しかしすでにあゆからの警告電話によって特車二課の面々は出撃した後。
その後に到着した北川に率いられた腹を空かせた整備員たち。
そこに並んだ湯気を立ているおいしそうな料理の数々。
この二つが合わさったとき導かれる結果は簡単に想像が付くであろう。
秋子さん特性の謎ジャム入り料理を食べた整備員たちは真琴・あゆと同じ結末を迎える。
かくして特車二課は壊滅、新聞の一面を飾る事態を引き起こしたのだった。
これが特車二課壊滅の全貌である。
この結果、特車二課はしばらくの間休業状態になってしまった。
当直中の第2小隊はその人員が2/3になってしまい、戦力は半減した。
そして肝心の機体を整備すべき整備員達はその日休んでいた人間を除いて全滅してしまったのだから。
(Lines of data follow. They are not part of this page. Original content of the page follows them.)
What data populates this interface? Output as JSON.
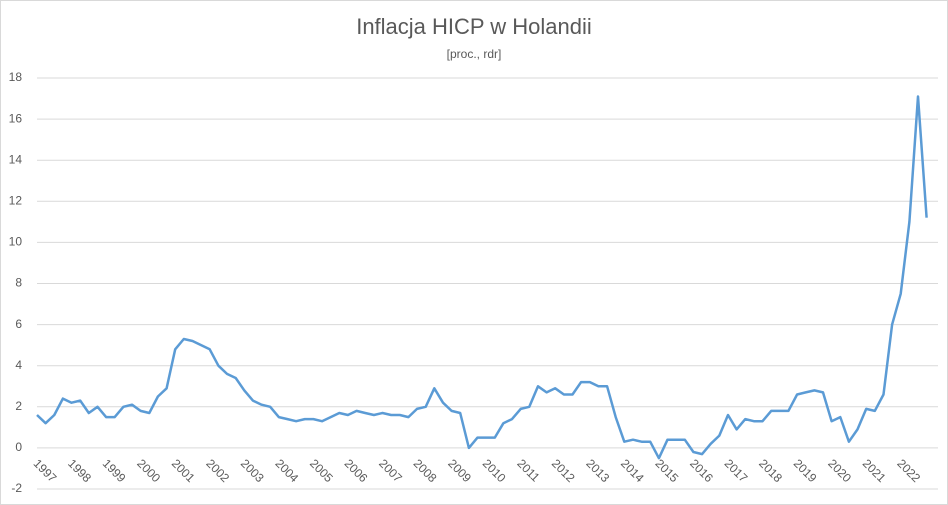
{
  "chart_data": {
    "type": "line",
    "title": "Inflacja HICP w Holandii",
    "subtitle": "[proc., rdr]",
    "categories": [
      "1997",
      null,
      null,
      null,
      "1998",
      null,
      null,
      null,
      "1999",
      null,
      null,
      null,
      "2000",
      null,
      null,
      null,
      "2001",
      null,
      null,
      null,
      "2002",
      null,
      null,
      null,
      "2003",
      null,
      null,
      null,
      "2004",
      null,
      null,
      null,
      "2005",
      null,
      null,
      null,
      "2006",
      null,
      null,
      null,
      "2007",
      null,
      null,
      null,
      "2008",
      null,
      null,
      null,
      "2009",
      null,
      null,
      null,
      "2010",
      null,
      null,
      null,
      "2011",
      null,
      null,
      null,
      "2012",
      null,
      null,
      null,
      "2013",
      null,
      null,
      null,
      "2014",
      null,
      null,
      null,
      "2015",
      null,
      null,
      null,
      "2016",
      null,
      null,
      null,
      "2017",
      null,
      null,
      null,
      "2018",
      null,
      null,
      null,
      "2019",
      null,
      null,
      null,
      "2020",
      null,
      null,
      null,
      "2021",
      null,
      null,
      null,
      "2022",
      null,
      null,
      null
    ],
    "series": [
      {
        "name": "HICP",
        "color": "#5b9bd5",
        "values": [
          1.6,
          1.2,
          1.6,
          2.4,
          2.2,
          2.3,
          1.7,
          2.0,
          1.5,
          1.5,
          2.0,
          2.1,
          1.8,
          1.7,
          2.5,
          2.9,
          4.8,
          5.3,
          5.2,
          5.0,
          4.8,
          4.0,
          3.6,
          3.4,
          2.8,
          2.3,
          2.1,
          2.0,
          1.5,
          1.4,
          1.3,
          1.4,
          1.4,
          1.3,
          1.5,
          1.7,
          1.6,
          1.8,
          1.7,
          1.6,
          1.7,
          1.6,
          1.6,
          1.5,
          1.9,
          2.0,
          2.9,
          2.2,
          1.8,
          1.7,
          0.0,
          0.5,
          0.5,
          0.5,
          1.2,
          1.4,
          1.9,
          2.0,
          3.0,
          2.7,
          2.9,
          2.6,
          2.6,
          3.2,
          3.2,
          3.0,
          3.0,
          1.5,
          0.3,
          0.4,
          0.3,
          0.3,
          -0.5,
          0.4,
          0.4,
          0.4,
          -0.2,
          -0.3,
          0.2,
          0.6,
          1.6,
          0.9,
          1.4,
          1.3,
          1.3,
          1.8,
          1.8,
          1.8,
          2.6,
          2.7,
          2.8,
          2.7,
          1.3,
          1.5,
          0.3,
          0.9,
          1.9,
          1.8,
          2.6,
          6.0,
          7.5,
          11.0,
          17.1,
          11.2
        ]
      }
    ],
    "ylim": [
      -2,
      18
    ],
    "yticks": [
      -2,
      0,
      2,
      4,
      6,
      8,
      10,
      12,
      14,
      16,
      18
    ],
    "grid": true
  }
}
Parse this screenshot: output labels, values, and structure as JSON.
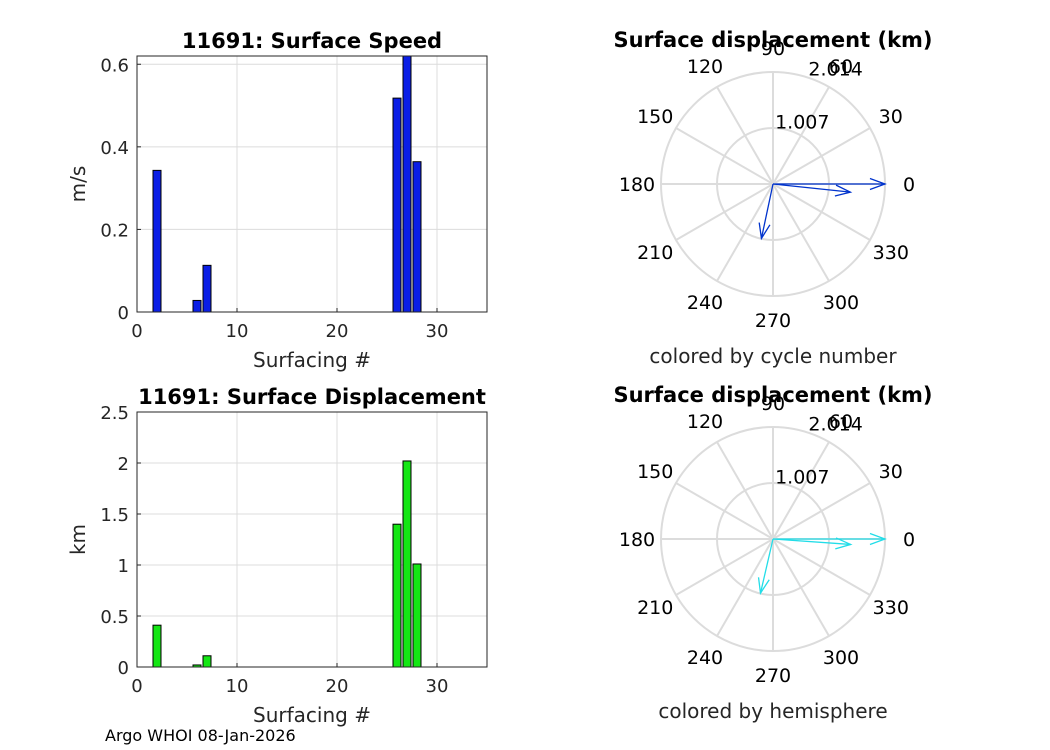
{
  "footer": "Argo WHOI 08-Jan-2026",
  "colors": {
    "speed_bar": "#0a1ee6",
    "displacement_bar": "#14e614",
    "cycle_arrow": "#0033cc",
    "hemisphere_arrow": "#22dde8",
    "grid": "#dcdcdc"
  },
  "chart_data": [
    {
      "type": "bar",
      "title": "11691: Surface Speed",
      "xlabel": "Surfacing #",
      "ylabel": "m/s",
      "xlim": [
        0,
        35
      ],
      "ylim": [
        0,
        0.62
      ],
      "xticks": [
        0,
        10,
        20,
        30
      ],
      "yticks": [
        0,
        0.2,
        0.4,
        0.6
      ],
      "ytick_labels": [
        "0",
        "0.2",
        "0.4",
        "0.6"
      ],
      "grid": true,
      "x": [
        2,
        6,
        7,
        26,
        27,
        28
      ],
      "values": [
        0.343,
        0.028,
        0.113,
        0.518,
        0.62,
        0.364
      ]
    },
    {
      "type": "polar",
      "title": "Surface displacement (km)",
      "subtitle": "colored by cycle number",
      "rmax": 2.014,
      "r_tick_labels": [
        "1.007",
        "2.014"
      ],
      "angle_labels": [
        "0",
        "30",
        "60",
        "90",
        "120",
        "150",
        "180",
        "210",
        "240",
        "270",
        "300",
        "330"
      ],
      "grid": true,
      "vectors": [
        {
          "r": 2.014,
          "angle_deg": 0
        },
        {
          "r": 1.4,
          "angle_deg": -6
        },
        {
          "r": 1.0,
          "angle_deg": 258
        }
      ]
    },
    {
      "type": "bar",
      "title": "11691: Surface Displacement",
      "xlabel": "Surfacing #",
      "ylabel": "km",
      "xlim": [
        0,
        35
      ],
      "ylim": [
        0,
        2.5
      ],
      "xticks": [
        0,
        10,
        20,
        30
      ],
      "yticks": [
        0,
        0.5,
        1,
        1.5,
        2,
        2.5
      ],
      "ytick_labels": [
        "0",
        "0.5",
        "1",
        "1.5",
        "2",
        "2.5"
      ],
      "grid": true,
      "x": [
        2,
        6,
        7,
        26,
        27,
        28
      ],
      "values": [
        0.41,
        0.02,
        0.11,
        1.4,
        2.02,
        1.01
      ]
    },
    {
      "type": "polar",
      "title": "Surface displacement (km)",
      "subtitle": "colored by hemisphere",
      "rmax": 2.014,
      "r_tick_labels": [
        "1.007",
        "2.014"
      ],
      "angle_labels": [
        "0",
        "30",
        "60",
        "90",
        "120",
        "150",
        "180",
        "210",
        "240",
        "270",
        "300",
        "330"
      ],
      "grid": true,
      "vectors": [
        {
          "r": 2.014,
          "angle_deg": 0
        },
        {
          "r": 1.4,
          "angle_deg": -4
        },
        {
          "r": 1.0,
          "angle_deg": 257
        }
      ]
    }
  ]
}
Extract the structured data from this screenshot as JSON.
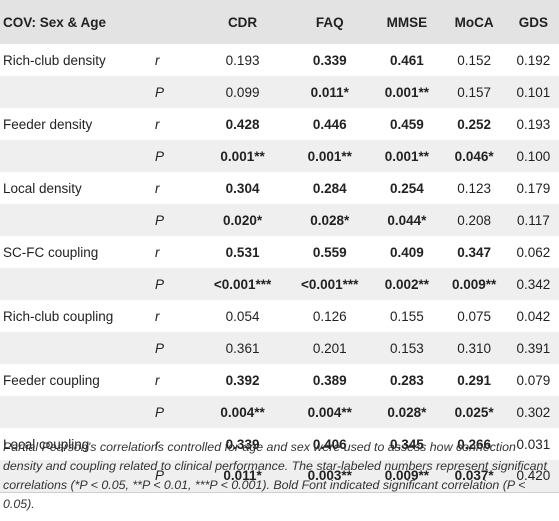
{
  "table": {
    "headers": [
      "COV: Sex & Age",
      "",
      "CDR",
      "FAQ",
      "MMSE",
      "MoCA",
      "GDS"
    ],
    "rows": [
      {
        "label": "Rich-club density",
        "stat": "r",
        "cells": [
          {
            "text": "0.193",
            "bold": false
          },
          {
            "text": "0.339",
            "bold": true
          },
          {
            "text": "0.461",
            "bold": true
          },
          {
            "text": "0.152",
            "bold": false
          },
          {
            "text": "0.192",
            "bold": false
          }
        ]
      },
      {
        "label": "",
        "stat": "P",
        "cells": [
          {
            "text": "0.099",
            "bold": false
          },
          {
            "text": "0.011*",
            "bold": true
          },
          {
            "text": "0.001**",
            "bold": true
          },
          {
            "text": "0.157",
            "bold": false
          },
          {
            "text": "0.101",
            "bold": false
          }
        ]
      },
      {
        "label": "Feeder density",
        "stat": "r",
        "cells": [
          {
            "text": "0.428",
            "bold": true
          },
          {
            "text": "0.446",
            "bold": true
          },
          {
            "text": "0.459",
            "bold": true
          },
          {
            "text": "0.252",
            "bold": true
          },
          {
            "text": "0.193",
            "bold": false
          }
        ]
      },
      {
        "label": "",
        "stat": "P",
        "cells": [
          {
            "text": "0.001**",
            "bold": true
          },
          {
            "text": "0.001**",
            "bold": true
          },
          {
            "text": "0.001**",
            "bold": true
          },
          {
            "text": "0.046*",
            "bold": true
          },
          {
            "text": "0.100",
            "bold": false
          }
        ]
      },
      {
        "label": "Local density",
        "stat": "r",
        "cells": [
          {
            "text": "0.304",
            "bold": true
          },
          {
            "text": "0.284",
            "bold": true
          },
          {
            "text": "0.254",
            "bold": true
          },
          {
            "text": "0.123",
            "bold": false
          },
          {
            "text": "0.179",
            "bold": false
          }
        ]
      },
      {
        "label": "",
        "stat": "P",
        "cells": [
          {
            "text": "0.020*",
            "bold": true
          },
          {
            "text": "0.028*",
            "bold": true
          },
          {
            "text": "0.044*",
            "bold": true
          },
          {
            "text": "0.208",
            "bold": false
          },
          {
            "text": "0.117",
            "bold": false
          }
        ]
      },
      {
        "label": "SC-FC coupling",
        "stat": "r",
        "cells": [
          {
            "text": "0.531",
            "bold": true
          },
          {
            "text": "0.559",
            "bold": true
          },
          {
            "text": "0.409",
            "bold": true
          },
          {
            "text": "0.347",
            "bold": true
          },
          {
            "text": "0.062",
            "bold": false
          }
        ]
      },
      {
        "label": "",
        "stat": "P",
        "cells": [
          {
            "text": "<0.001***",
            "bold": true
          },
          {
            "text": "<0.001***",
            "bold": true
          },
          {
            "text": "0.002**",
            "bold": true
          },
          {
            "text": "0.009**",
            "bold": true
          },
          {
            "text": "0.342",
            "bold": false
          }
        ]
      },
      {
        "label": "Rich-club coupling",
        "stat": "r",
        "cells": [
          {
            "text": "0.054",
            "bold": false
          },
          {
            "text": "0.126",
            "bold": false
          },
          {
            "text": "0.155",
            "bold": false
          },
          {
            "text": "0.075",
            "bold": false
          },
          {
            "text": "0.042",
            "bold": false
          }
        ]
      },
      {
        "label": "",
        "stat": "P",
        "cells": [
          {
            "text": "0.361",
            "bold": false
          },
          {
            "text": "0.201",
            "bold": false
          },
          {
            "text": "0.153",
            "bold": false
          },
          {
            "text": "0.310",
            "bold": false
          },
          {
            "text": "0.391",
            "bold": false
          }
        ]
      },
      {
        "label": "Feeder coupling",
        "stat": "r",
        "cells": [
          {
            "text": "0.392",
            "bold": true
          },
          {
            "text": "0.389",
            "bold": true
          },
          {
            "text": "0.283",
            "bold": true
          },
          {
            "text": "0.291",
            "bold": true
          },
          {
            "text": "0.079",
            "bold": false
          }
        ]
      },
      {
        "label": "",
        "stat": "P",
        "cells": [
          {
            "text": "0.004**",
            "bold": true
          },
          {
            "text": "0.004**",
            "bold": true
          },
          {
            "text": "0.028*",
            "bold": true
          },
          {
            "text": "0.025*",
            "bold": true
          },
          {
            "text": "0.302",
            "bold": false
          }
        ]
      },
      {
        "label": "Local coupling",
        "stat": "r",
        "cells": [
          {
            "text": "0.339",
            "bold": true
          },
          {
            "text": "0.406",
            "bold": true
          },
          {
            "text": "0.345",
            "bold": true
          },
          {
            "text": "0.266",
            "bold": true
          },
          {
            "text": "0.031",
            "bold": false
          }
        ]
      },
      {
        "label": "",
        "stat": "P",
        "cells": [
          {
            "text": "0.011*",
            "bold": true
          },
          {
            "text": "0.003**",
            "bold": true
          },
          {
            "text": "0.009**",
            "bold": true
          },
          {
            "text": "0.037*",
            "bold": true
          },
          {
            "text": "0.420",
            "bold": false
          }
        ]
      }
    ]
  },
  "footnote": "Partial Pearson’s correlations controlled for age and sex were used to assess how connection density and coupling related to clinical performance. The star-labeled numbers represent significant correlations (*P < 0.05, **P < 0.01, ***P < 0.001). Bold Font indicated significant correlation (P < 0.05).",
  "colors": {
    "header_bg": "#e3e3e3",
    "stripe_bg": "#efefef",
    "text": "#222222"
  }
}
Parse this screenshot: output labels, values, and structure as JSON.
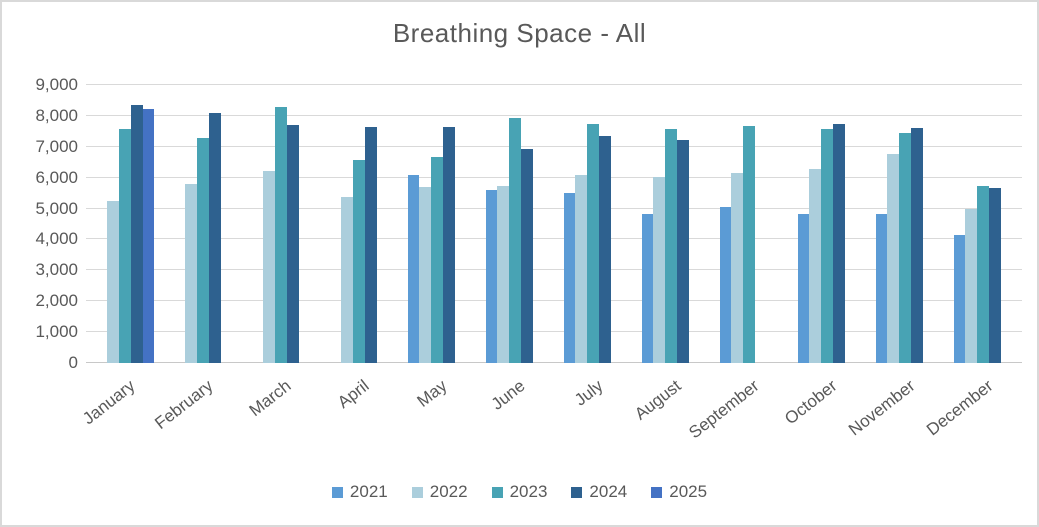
{
  "colors": {
    "background": "#ffffff",
    "border": "#d9d9d9",
    "gridline": "#d9d9d9",
    "axis_line": "#c8c8c8",
    "text": "#595959"
  },
  "chart_data": {
    "type": "bar",
    "title": "Breathing Space - All",
    "categories": [
      "January",
      "February",
      "March",
      "April",
      "May",
      "June",
      "July",
      "August",
      "September",
      "October",
      "November",
      "December"
    ],
    "series": [
      {
        "name": "2021",
        "color": "#5b9bd5",
        "values": [
          null,
          null,
          null,
          null,
          6100,
          5610,
          5520,
          4810,
          5050,
          4810,
          4810,
          4160
        ]
      },
      {
        "name": "2022",
        "color": "#abcedc",
        "values": [
          5260,
          5780,
          6230,
          5360,
          5710,
          5740,
          6090,
          6030,
          6160,
          6290,
          6770,
          5000
        ]
      },
      {
        "name": "2023",
        "color": "#48a3b4",
        "values": [
          7590,
          7300,
          8280,
          6580,
          6680,
          7940,
          7740,
          7580,
          7680,
          7580,
          7450,
          5740
        ]
      },
      {
        "name": "2024",
        "color": "#2e618f",
        "values": [
          8350,
          8100,
          7710,
          7650,
          7650,
          6940,
          7360,
          7230,
          null,
          7740,
          7610,
          5650
        ]
      },
      {
        "name": "2025",
        "color": "#4472c4",
        "values": [
          8230,
          null,
          null,
          null,
          null,
          null,
          null,
          null,
          null,
          null,
          null,
          null
        ]
      }
    ],
    "ylim": [
      0,
      9000
    ],
    "ytick_interval": 1000,
    "ytick_labels": [
      "0",
      "1,000",
      "2,000",
      "3,000",
      "4,000",
      "5,000",
      "6,000",
      "7,000",
      "8,000",
      "9,000"
    ],
    "grid": true,
    "legend_position": "bottom",
    "xlabel_rotation_deg": -38
  }
}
そこでやもなく第一小隊と残った第2小隊、そして香里に直接率いられた整備員たちによって謎ジャムの
犠牲者達が復帰するまで何とか凌いだのであった。
今回の一件で明らかになった教訓。
それは常に一カ所に食事を頼る危険性。
そして秋子さんの謎ジャムの驚異であろう(笑)。
とくに後者の驚異を今回の一件は特車二課の全員に知らしめた。
これ以後、特車二課内においてオレンジ色の何かは禁句となったという。
あとがき
結構難しかったです、今回の話。
特に独白形式って難しいな〜って思いました。
しかし美汐、全く出番なかったな。